İki işi birden yaptı ama para üstünü fazla verdi.
Fazla para üstünü iade etti.
Yürüdü.
Ağır.
Yanından geçen insanlara baktı.
Karşıdan gelen insanlara baktı.
Yoldan geçen araçlara baktı.
Sağı solu süzdü.
Gökyüzüne baktı.
Güneş bir görünüp bir kayboluyor.
Her zaman gittiği kahveye vardı.
Her zamanki garson çay getirdi.
Her zamanki müşterilerin oyunlarına göz ucuyla baktı.
Her zamanki argolu küfürlü konuşmalarına kulak misafiri oldu.
Cebinden not deflerini çıkardı.
Kalemini çıkardı.
Arasına koydu.
Açtı.
Kalemi eline aldı.
Allah’ım bir cümle, ne olur bir cümle diye geçirdi içinden.

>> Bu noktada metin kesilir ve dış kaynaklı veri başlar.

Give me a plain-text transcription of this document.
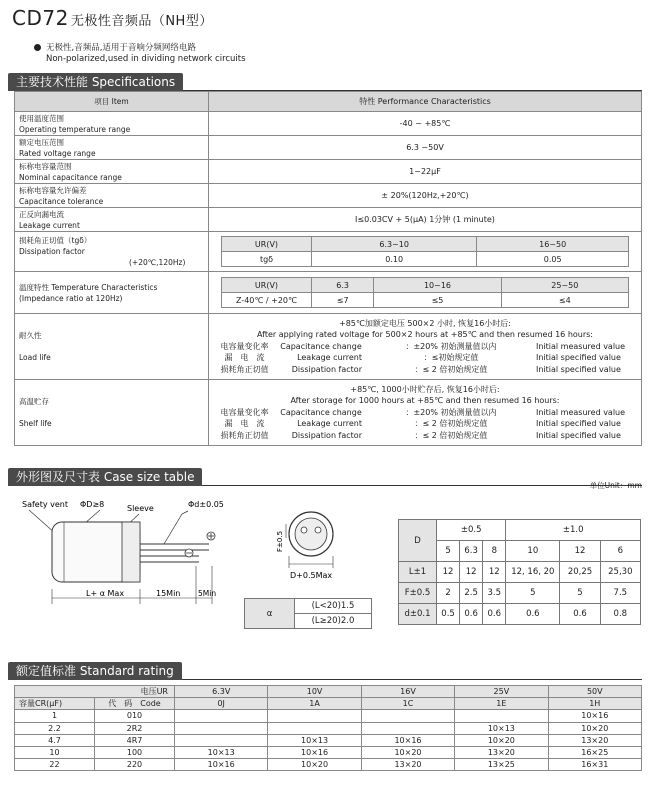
CD72 无极性音频品（NH型）
无极性,音频品,适用于音响分频网络电路
Non-polarized,used in dividing network circuits
主要技术性能 Specifications
项目 Item	特性 Performance Characteristics
使用温度范围
Operating temperature range	-40 ~ +85℃
额定电压范围
Rated voltage range	6.3 ~50V
标称电容量范围
Nominal capacitance range	1~22μF
标称电容量允许偏差
Capacitance tolerance	± 20%(120Hz,+20℃)
正反向漏电流
Leakage current	I≤0.03CV + 5(μA) 1分钟 (1 minute)
损耗角正切值（tgδ）
Dissipation factor
(+20℃,120Hz)	
UR(V)	6.3~10	16~50
tgδ	0.10	0.05

温度特性 Temperature Characteristics
(Impedance ratio at 120Hz)	
UR(V)	6.3	10~16	25~50
Z-40℃ / +20℃	≤7	≤5	≤4

耐久性

Load life	
+85℃加额定电压 500×2 小时, 恢复16小时后:
After applying rated voltage for 500×2 hours at +85℃ and then resumed 16 hours:
电容量变化率	Capacitance change	：±20% 初始测量值以内	Initial measured value
漏　电　流	Leakage current	：≤初始规定值	Initial specified value
损耗角正切值	Dissipation factor	：≤ 2 倍初始规定值	Initial specified value

高温贮存

Shelf life	
+85℃, 1000小时贮存后, 恢复16小时后:
After storage for 1000 hours at +85℃ and then resumed 16 hours:
电容量变化率	Capacitance change	：±20% 初始测量值以内	Initial measured value
漏　电　流	Leakage current	：≤ 2 倍初始规定值	Initial specified value
损耗角正切值	Dissipation factor	：≤ 2 倍初始规定值	Initial specified value
外形图及尺寸表 Case size table
单位Unit：mm
Safety vent ΦD≥8	Sleeve	Φd±0.05
L+ α Max	15Min 5Min
D+0.5Max
F±0.5
α	(L<20)1.5
(L≥20)2.0
D	±0.5			±1.0		
	5	6.3	8	10	12	6
L±1	12	12	12	12, 16, 20	20,25	25,30
F±0.5	2	2.5	3.5	5	5	7.5
d±0.1	0.5	0.6	0.6	0.6	0.6	0.8
额定值标准 Standard rating
电压UR		6.3V	10V	16V	25V	50V
容量CR(μF)	代　码　Code	0J	1A	1C	1E	1H
1	010					10×16
2.2	2R2				10×13	10×20
4.7	4R7		10×13	10×16	10×20	13×20
10	100	10×13	10×16	10×20	13×20	16×25
22	220	10×16	10×20	13×20	13×25	16×31
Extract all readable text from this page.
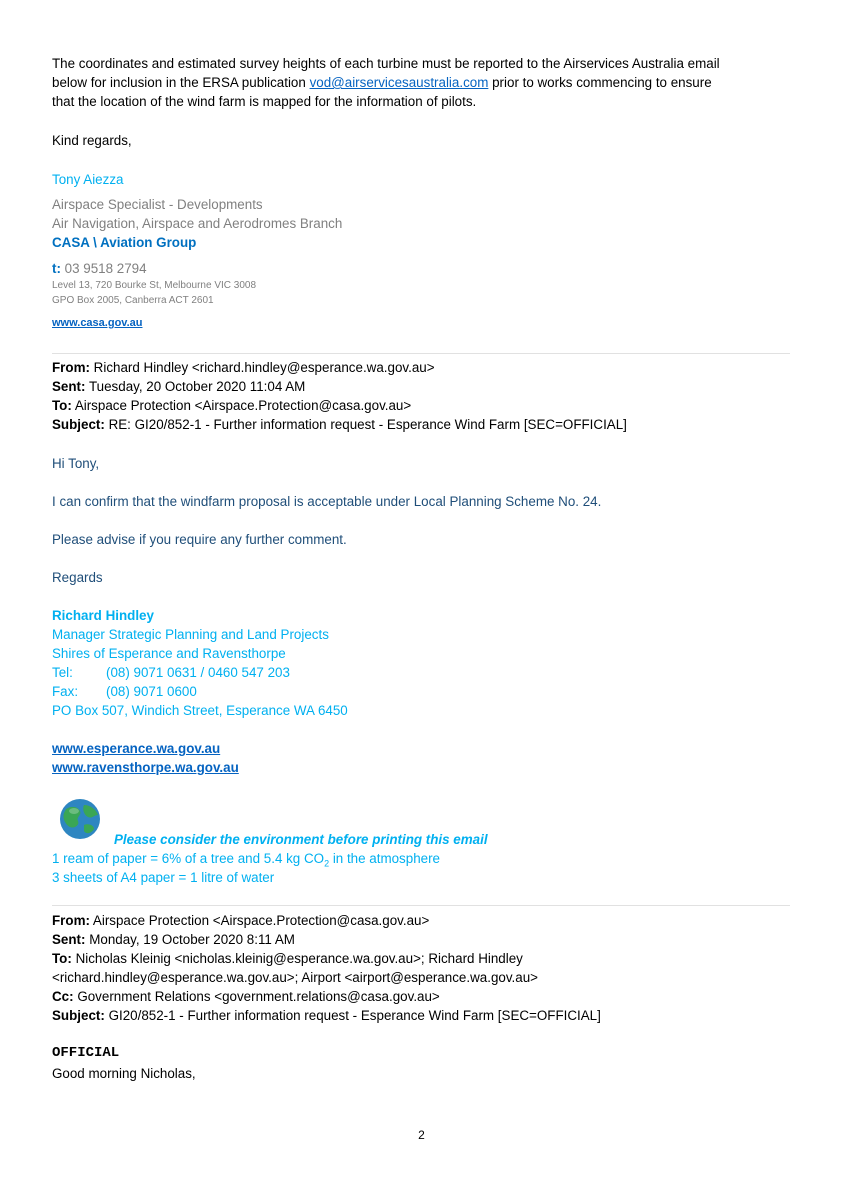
The coordinates and estimated survey heights of each turbine must be reported to the Airservices Australia email
below for inclusion in the ERSA publication vod@airservicesaustralia.com prior to works commencing to ensure
that the location of the wind farm is mapped for the information of pilots.
Kind regards,
Tony Aiezza
Airspace Specialist - Developments
Air Navigation, Airspace and Aerodromes Branch
CASA \ Aviation Group
t: 03 9518 2794
Level 13, 720 Bourke St, Melbourne VIC 3008
GPO Box 2005, Canberra ACT 2601
www.casa.gov.au
From: Richard Hindley <richard.hindley@esperance.wa.gov.au>
Sent: Tuesday, 20 October 2020 11:04 AM
To: Airspace Protection <Airspace.Protection@casa.gov.au>
Subject: RE: GI20/852-1 - Further information request - Esperance Wind Farm [SEC=OFFICIAL]
Hi Tony,
I can confirm that the windfarm proposal is acceptable under Local Planning Scheme No. 24.
Please advise if you require any further comment.
Regards
Richard Hindley
Manager Strategic Planning and Land Projects
Shires of Esperance and Ravensthorpe
Tel: (08) 9071 0631 / 0460 547 203
Fax: (08) 9071 0600
PO Box 507, Windich Street, Esperance WA 6450
www.esperance.wa.gov.au
www.ravensthorpe.wa.gov.au
Please consider the environment before printing this email
1 ream of paper = 6% of a tree and 5.4 kg $CO_2$ in the atmosphere
3 sheets of A4 paper = 1 litre of water
From: Airspace Protection <Airspace.Protection@casa.gov.au>
Sent: Monday, 19 October 2020 8:11 AM
To: Nicholas Kleinig <nicholas.kleinig@esperance.wa.gov.au>; Richard Hindley
<richard.hindley@esperance.wa.gov.au>; Airport <airport@esperance.wa.gov.au>
Cc: Government Relations <government.relations@casa.gov.au>
Subject: GI20/852-1 - Further information request - Esperance Wind Farm [SEC=OFFICIAL]
OFFICIAL
Good morning Nicholas,
2
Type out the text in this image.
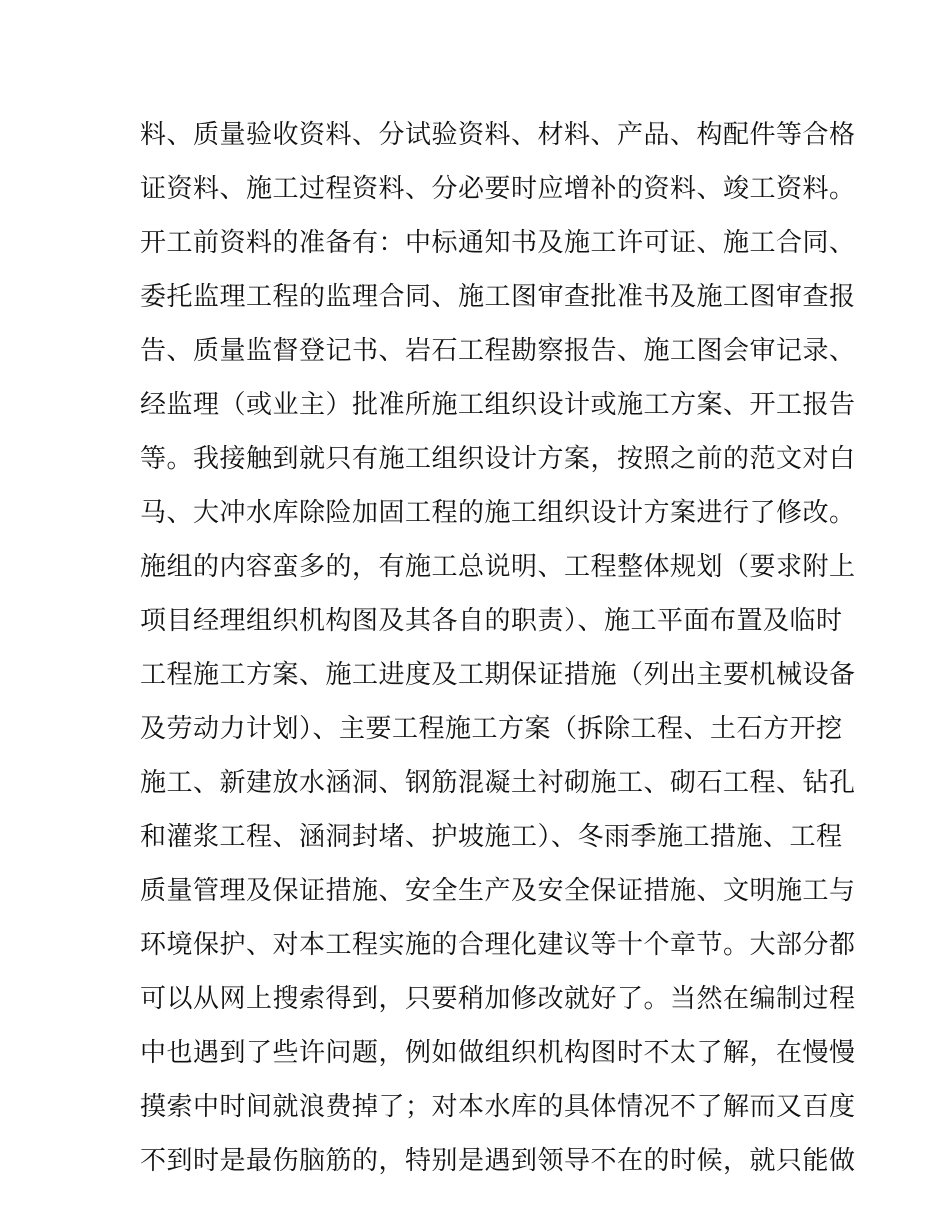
料、质量验收资料、分试验资料、材料、产品、构配件等合格
证资料、施工过程资料、分必要时应增补的资料、竣工资料。
开工前资料的准备有：中标通知书及施工许可证、施工合同、
委托监理工程的监理合同、施工图审查批准书及施工图审查报
告、质量监督登记书、岩石工程勘察报告、施工图会审记录、
经监理（或业主）批准所施工组织设计或施工方案、开工报告
等。我接触到就只有施工组织设计方案，按照之前的范文对白
马、大冲水库除险加固工程的施工组织设计方案进行了修改。
施组的内容蛮多的，有施工总说明、工程整体规划（要求附上
项目经理组织机构图及其各自的职责）、施工平面布置及临时
工程施工方案、施工进度及工期保证措施（列出主要机械设备
及劳动力计划）、主要工程施工方案（拆除工程、土石方开挖
施工、新建放水涵洞、钢筋混凝土衬砌施工、砌石工程、钻孔
和灌浆工程、涵洞封堵、护坡施工）、冬雨季施工措施、工程
质量管理及保证措施、安全生产及安全保证措施、文明施工与
环境保护、对本工程实施的合理化建议等十个章节。大部分都
可以从网上搜索得到，只要稍加修改就好了。当然在编制过程
中也遇到了些许问题，例如做组织机构图时不太了解，在慢慢
摸索中时间就浪费掉了；对本水库的具体情况不了解而又百度
不到时是最伤脑筋的，特别是遇到领导不在的时候，就只能做
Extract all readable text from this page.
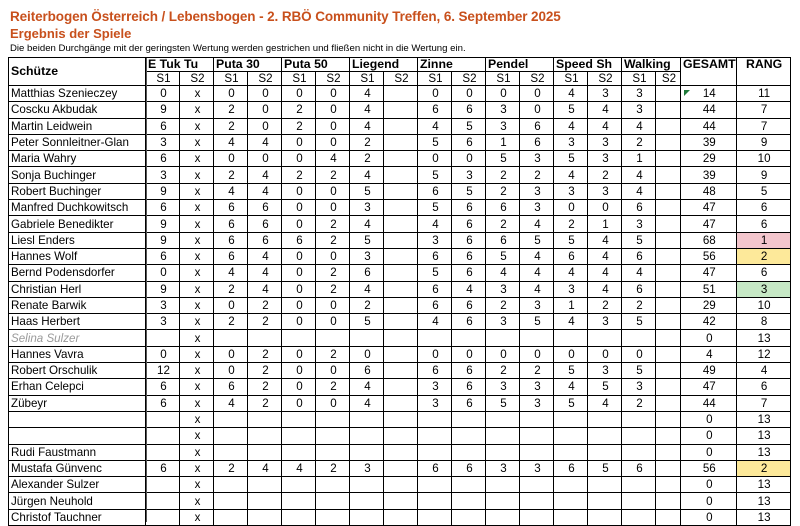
Reiterbogen Österreich / Lebensbogen - 2. RBÖ Community Treffen, 6. September 2025
Ergebnis der Spiele
Die beiden Durchgänge mit der geringsten Wertung werden gestrichen und fließen nicht in die Wertung ein.
Schütze	E Tuk Tu		Puta 30		Puta 50		Liegend		Zinne		Pendel		Speed Sh		Walking		GESAMT	RANG
	S1	S2	S1	S2	S1	S2	S1	S2	S1	S2	S1	S2	S1	S2	S1	S2		
Matthias Szenieczey	0	x	0	0	0	0	4		0	0	0	0	4	3	3		14	11
Coscku Akbudak	9	x	2	0	2	0	4		6	6	3	0	5	4	3		44	7
Martin Leidwein	6	x	2	0	2	0	4		4	5	3	6	4	4	4		44	7
Peter Sonnleitner-Glan	3	x	4	4	0	0	2		5	6	1	6	3	3	2		39	9
Maria Wahry	6	x	0	0	0	4	2		0	0	5	3	5	3	1		29	10
Sonja Buchinger	3	x	2	4	2	2	4		5	3	2	2	4	2	4		39	9
Robert Buchinger	9	x	4	4	0	0	5		6	5	2	3	3	3	4		48	5
Manfred Duchkowitsch	6	x	6	6	0	0	3		5	6	6	3	0	0	6		47	6
Gabriele Benedikter	9	x	6	6	0	2	4		4	6	2	4	2	1	3		47	6
Liesl Enders	9	x	6	6	6	2	5		3	6	6	5	5	4	5		68	1
Hannes Wolf	6	x	6	4	0	0	3		6	6	5	4	6	4	6		56	2
Bernd Podensdorfer	0	x	4	4	0	2	6		5	6	4	4	4	4	4		47	6
Christian Herl	9	x	2	4	0	2	4		6	4	3	4	3	4	6		51	3
Renate Barwik	3	x	0	2	0	0	2		6	6	2	3	1	2	2		29	10
Haas Herbert	3	x	2	2	0	0	5		4	6	3	5	4	3	5		42	8
Selina Sulzer		x															0	13
Hannes Vavra	0	x	0	2	0	2	0		0	0	0	0	0	0	0		4	12
Robert Orschulik	12	x	0	2	0	0	6		6	6	2	2	5	3	5		49	4
Erhan Celepci	6	x	6	2	0	2	4		3	6	3	3	4	5	3		47	6
Zübeyr	6	x	4	2	0	0	4		3	6	5	3	5	4	2		44	7
		x															0	13
		x															0	13
Rudi Faustmann		x															0	13
Mustafa Günvenc	6	x	2	4	4	2	3		6	6	3	3	6	5	6		56	2
Alexander Sulzer		x															0	13
Jürgen Neuhold		x															0	13
Christof Tauchner		x															0	13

Allah ona bir cümlecik olsun vermedi.
Dört çay içti.
Hesabı ödedi.
Garson para üstünü eksik getirdi.
Eksiği istemedi.
Kalktı.
Amaçsız yürüdü.
Ayakları nereye götürdüyse oraya gitti.
Ayakları onu akşam evine getirdi.
Sabahki gazetelere tekrar baktı.
O gün bir şey yazamadı.
Bu hep tekrar etti.
O yıl bir şey yazamadı.
Sonrasındaki on yıl bir şey yazamadı.
Öncesinde bir şey yazmış mıydı, adını hiç duymadım.
Herkes onu bir şeyini okumasa da yazar bilirdi.